December 21, 2015
Mortgage rates continued a trend of small, steady improvements into the new week today. This marks the 4th straight day of a winning streak that began last Wednesday when the Fed announced its much-anticipated rate hike. If the notion of a Fed rate hike followed by falling mortgage rates doesn't make sense, don't worry. The Fed rate hike has drawn out lots of analysis on the implications for other interest rates, and much of it is missing two critical points.
First, mortgage rates are not directly connected to the Fed Funds Rate. In fact, we've even seen them move in the opposite direction for months in the past. That doesn't mean rates went lower every day. There was plenty of variability day-to-day, but at the end of one particular 4 month period, mortgage rates had moved 0.5% lower while the Fed Funds Rate moved 2.0% higher.
Second, much like Treasury yields, mortgage rates are free to move from moment to moment based on bond market trading.
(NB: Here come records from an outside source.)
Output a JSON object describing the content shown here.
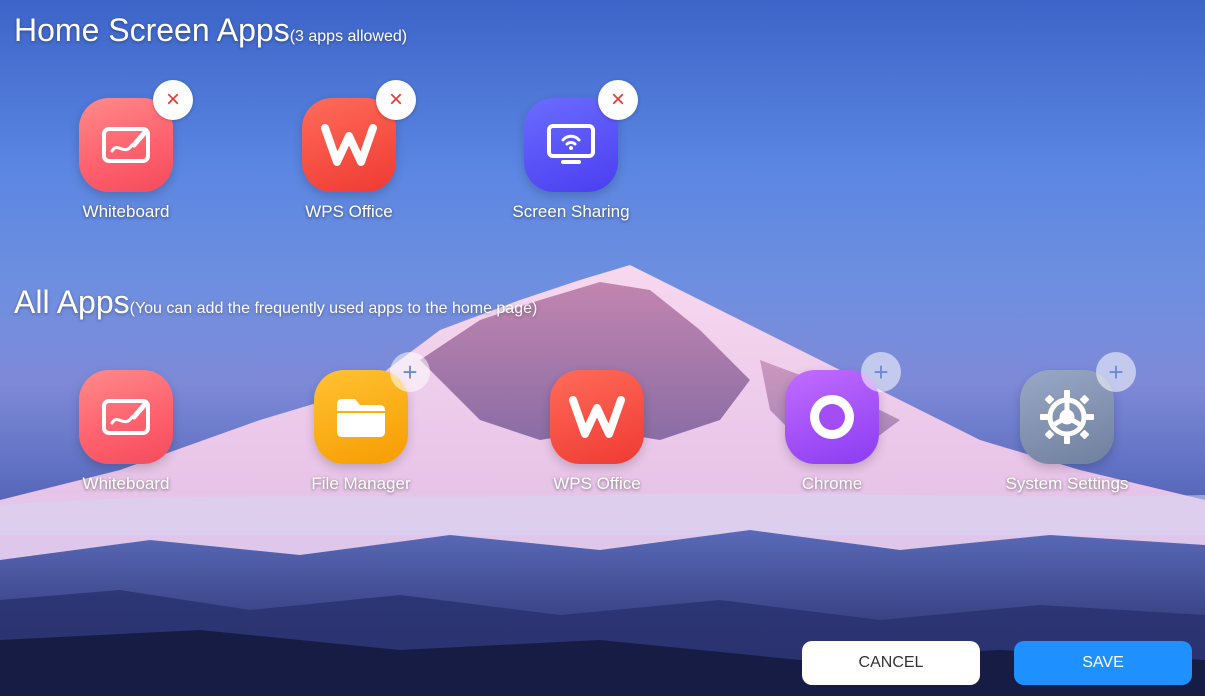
{
  "home_section": {
    "title": "Home Screen Apps",
    "subtitle": "(3 apps allowed)",
    "apps": [
      {
        "label": "Whiteboard",
        "icon": "whiteboard-icon",
        "action": "remove"
      },
      {
        "label": "WPS Office",
        "icon": "wps-office-icon",
        "action": "remove"
      },
      {
        "label": "Screen Sharing",
        "icon": "screen-sharing-icon",
        "action": "remove"
      }
    ],
    "remove_symbol": "×"
  },
  "all_section": {
    "title": "All Apps",
    "subtitle": "(You can add the frequently used apps to the home page)",
    "apps": [
      {
        "label": "Whiteboard",
        "icon": "whiteboard-icon",
        "action": "none"
      },
      {
        "label": "File Manager",
        "icon": "folder-icon",
        "action": "add"
      },
      {
        "label": "WPS Office",
        "icon": "wps-office-icon",
        "action": "none"
      },
      {
        "label": "Chrome",
        "icon": "chrome-icon",
        "action": "add"
      },
      {
        "label": "System Settings",
        "icon": "settings-gear-icon",
        "action": "add"
      }
    ],
    "add_symbol": "+"
  },
  "buttons": {
    "cancel": "CANCEL",
    "save": "SAVE"
  },
  "colors": {
    "save_button": "#1e90ff",
    "remove_badge": "#e53935"
  }
}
As was the case in the example noted above, they've had plenty of time to prepare for the well-telegraphed Fed rate hike (by moving preemptively higher). As such, the decrease in mortgage rates since the Fed rate hike can be thought of as a normalization with the recent spike being akin to bracing for impact.
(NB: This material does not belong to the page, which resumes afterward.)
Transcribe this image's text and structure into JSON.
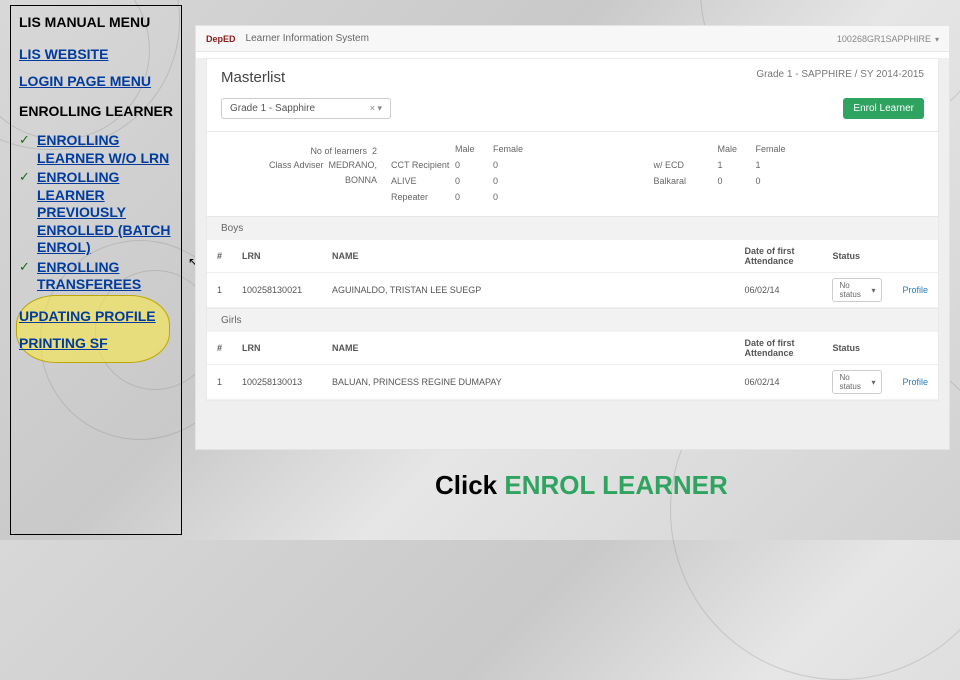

Loan Originator Perspective
"Rates, more likely than not, will be flat or moving slightly in either direction this week. It's a Holiday week and many traders have already checked out. The ones who haven't will be doing so soon, so I would not expect much, if any movement outside of a very small range over the coming days. This being said, if you have a new application in place and/or are closing outside of 30 days, there really is no reason to lock at this point. I'd wait until after the Holiday season and make sure your loan officer is in the know on MBS and TSY prices and simply ask them to reach out to you if for some reason a big move occurs in the coming days, which I feel is highly unlikely. Have a happy and safe Holiday season!!"-Stephen Chizmadia, Mortgage Advisor, iServe Residential Lending LLC.
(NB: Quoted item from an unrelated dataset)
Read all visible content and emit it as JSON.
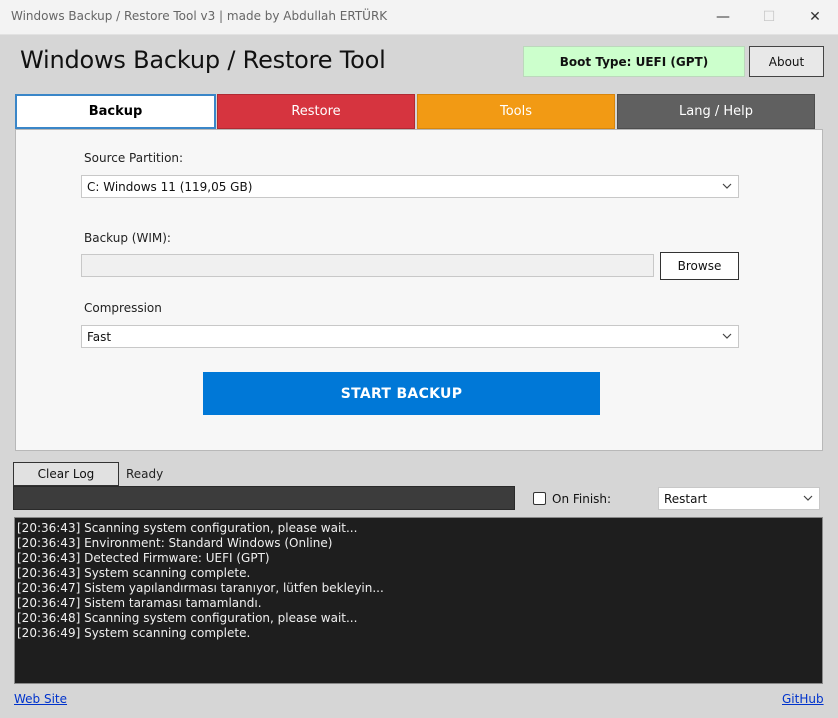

"Rates trickled lower today amid typical Christmas Week reduced trading volume. The next two weeks promise more of the same, as it's unlikely any major moves higher/lower will emerge. During times like these, it's important for floating borrowers to define their lock goals. Are you looking for an improved lender credit? If so, about how much? Discuss your situation with your loan officer, so both of you will know when to, or not to, lock." -Ted Rood, Senior Originator
Today's Best-Execution Rates
- 30YR FIXED - 4.0-4.125%
- FHA/VA - 3.75%
- 15 YEAR FIXED - 3.25-3.375%
- 5 YEAR ARMS - 2.75 - 3.25% depending on the lender
Ongoing Lock/Float Considerations
- 2015 has been largely about global interest rates rising unevenly from a long-term low brought about by the onset of quantitative easing in Europe. European rates are most directly affected, but rates in the US have often taken cues for similar movement.
- As the European rate rally fizzled out, the Fed began telegraphing its intent to hike rates. While the Fed rate doesn't directly affect mortgages, the two are still loosely connected over time. They become more disconnected when the economy begins to contract. This helps longer term rates like mortgages move lower even while the Fed rate his steady or rising.
- The Fed finally hiked on December 16th, but there was no immediate reaction in mortgage rates. Some think that an economic contraction might not be too far away. Others are concerned about a lack of inflation (which is good for longer term rates like mortgages). Bottom line: the Fed rate hike has not been the death knell for low mortgage rates that many feared it would be, although the near term range is uncertain and rates could be more volatile than normal as we wait for a new trend to emerge.
- As always, please keep in mind that the rates discussed generally refer to what we've termed 'best-execution' (that is, the most frequently quoted, conforming, conventional 30yr fixed rate for top tier borrowers, based not only on the outright price, but also 'bang-for-the-buck.' Generally speaking, our best-execution rate tends to connote no origination or discount points--though this can vary--and tends to predict Freddie Mac's weekly survey with high accuracy. It's safe to assume that our best-ex rate is the more timely and accurate of the two due to Freddie's once-a-week polling method).